Chaque année, des millions d’euros sont investis au niveau européen et national dans un système qui privilégie une approche sécuritaire et répressive. Un chiffre dévoilé par un rapport (3) de l’Assemblée nationale illustre cette prodigalité financière : environ cent-soixante-millions d’euros (4) par an sont dépensés pour « sécuriser » le littoral et éviter la traversée de la Manche. Quelle est vraiment l’efficacité de ce non-accueil ? Les acteurs associatifs, publics ou universitaires le disent depuis très longtemps : un accueil digne, humain et adapté est plus efficace, ou, si nous adoptons une vision purement économique de la question, coûte moins cher à la société française. C’est en substance ce que disait l’Inspection générale des affaires sociales suite aux menaces de suppression de l’aide médicale d’Etat : « Ne pas assurer un accès aux soins primaires à des personnes, particulièrement celles en situation de précarité cumulant les handicaps sanitaires et sociaux, peut conduire in fine la société à devoir assumer des dépenses plus importantes, notamment des dépenses hospitalières. » (5)
Le besoin de soins en santé mentale des personnes exilées est immense et représente le préalable à leur intégration. Il est temps que cette nécessité sorte de l’angle mort et passe à l’avant des politiques publiques.
Par Maxime GUIMBERTEAU, responsable plaidoyer et communication du Centre Primo Levi
(1) Voir www.immigration.interieur.gouv.fr/Asile/Schema-national-d-accueil-des-demandeurs-d-asile-et-d-integration-des-refugies-2021-2023 (Snadair publié en décembre 2020).

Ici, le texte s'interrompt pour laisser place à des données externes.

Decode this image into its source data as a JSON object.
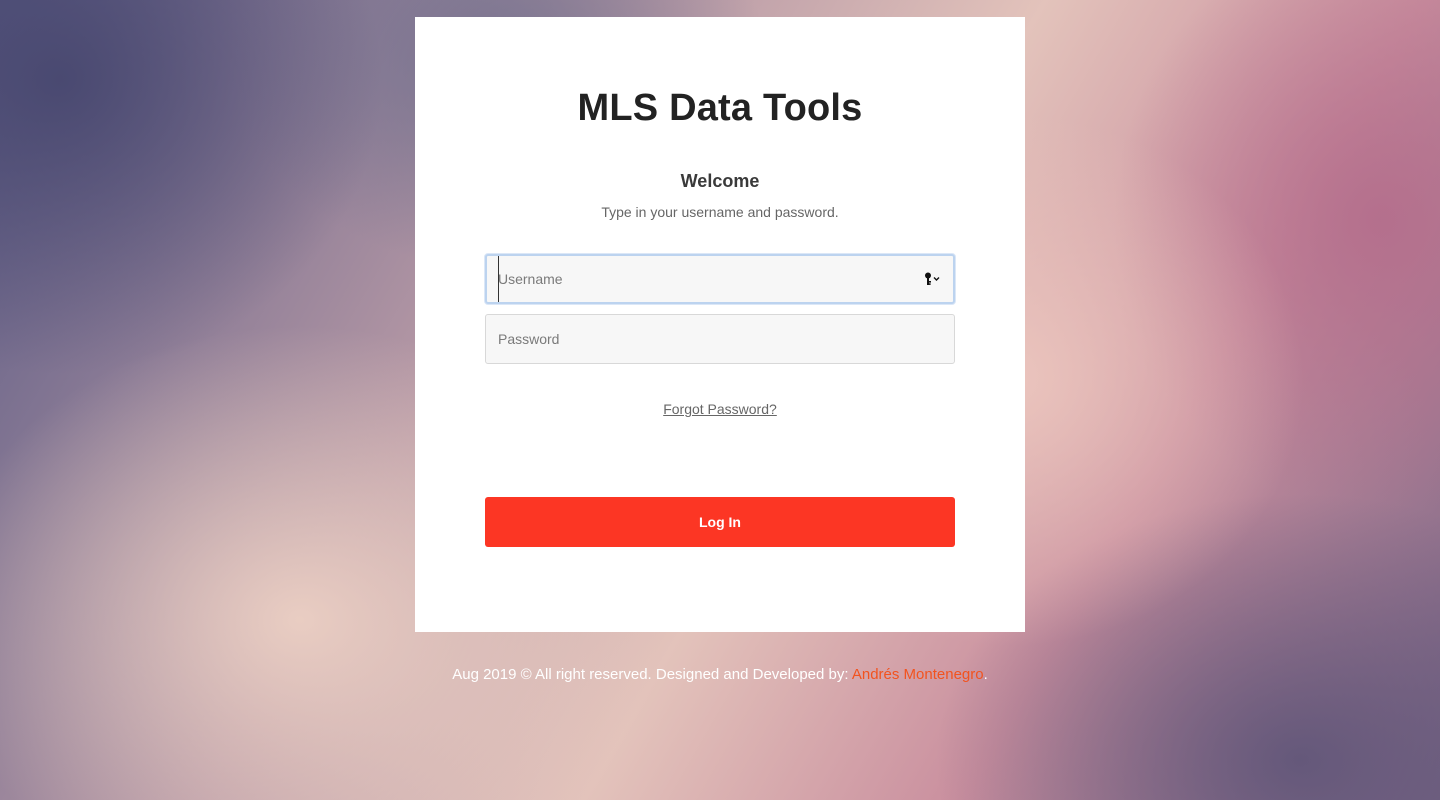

(2) « Pour contrôler l’immigration, améliorer l’intégration », vingt-neuvième projet relatif au droit d’asile en quarante ans.
(3) « Rapport d’enquête sur les migrations, les déplacements de populations et les conditions de vie et d’accès au droit des migrants, réfugiés et apatrides en regard des engagements nationaux, européens et internationaux de la France », n° 4665, novembre 2021 (www.assemblee-nationale.fr/dyn/15/rapports/cemigrants/l15b4665_rapport-enquete#).

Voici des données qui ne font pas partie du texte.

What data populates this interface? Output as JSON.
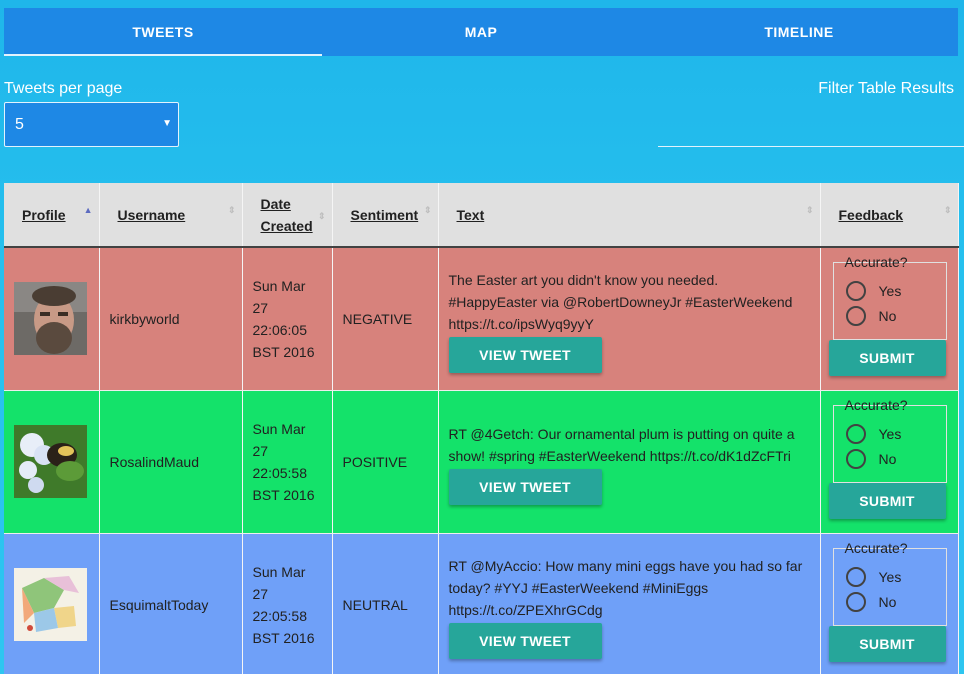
{
  "tabs": [
    {
      "label": "TWEETS",
      "active": true
    },
    {
      "label": "MAP",
      "active": false
    },
    {
      "label": "TIMELINE",
      "active": false
    }
  ],
  "per_page": {
    "label": "Tweets per page",
    "value": "5"
  },
  "filter": {
    "label": "Filter Table Results"
  },
  "table": {
    "headers": {
      "profile": "Profile",
      "username": "Username",
      "date_line1": "Date",
      "date_line2": "Created",
      "sentiment": "Sentiment",
      "text": "Text",
      "feedback": "Feedback"
    },
    "rows": [
      {
        "username": "kirkbyworld",
        "date": [
          "Sun Mar",
          "27",
          "22:06:05",
          "BST 2016"
        ],
        "sentiment": "NEGATIVE",
        "text": "The Easter art you didn't know you needed. #HappyEaster via @RobertDowneyJr #EasterWeekend https://t.co/ipsWyq9yyY",
        "row_color": "#d7827c"
      },
      {
        "username": "RosalindMaud",
        "date": [
          "Sun Mar",
          "27",
          "22:05:58",
          "BST 2016"
        ],
        "sentiment": "POSITIVE",
        "text": "RT @4Getch: Our ornamental plum is putting on quite a show! #spring #EasterWeekend https://t.co/dK1dZcFTri",
        "row_color": "#14e26a"
      },
      {
        "username": "EsquimaltToday",
        "date": [
          "Sun Mar",
          "27",
          "22:05:58",
          "BST 2016"
        ],
        "sentiment": "NEUTRAL",
        "text": "RT @MyAccio: How many mini eggs have you had so far today? #YYJ #EasterWeekend #MiniEggs https://t.co/ZPEXhrGCdg",
        "row_color": "#6fa0f8"
      }
    ],
    "view_tweet_label": "VIEW TWEET",
    "feedback": {
      "legend": "Accurate?",
      "yes_label": "Yes",
      "no_label": "No",
      "submit_label": "SUBMIT"
    }
  },
  "colors": {
    "tab_bar": "#1e88e5",
    "accent_button": "#26a69a",
    "negative": "#d7827c",
    "positive": "#14e26a",
    "neutral": "#6fa0f8"
  }
}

(4) Or cent-soixante-millions d’euros, rappellent les auteurs du rapport, est la somme équivalente à « un an de dépenses publiques en faveur de l’intégration professionnelle des réfugiés ».
(5) « L’Aide médicale d’Etat : diagnostic et propositions », Inspection générale des affaires sociales (Igas), Inspection générale des finances (IGF), octobre 2019 (www.igas.gouv.fr/IMG/pdf/AME.pdf).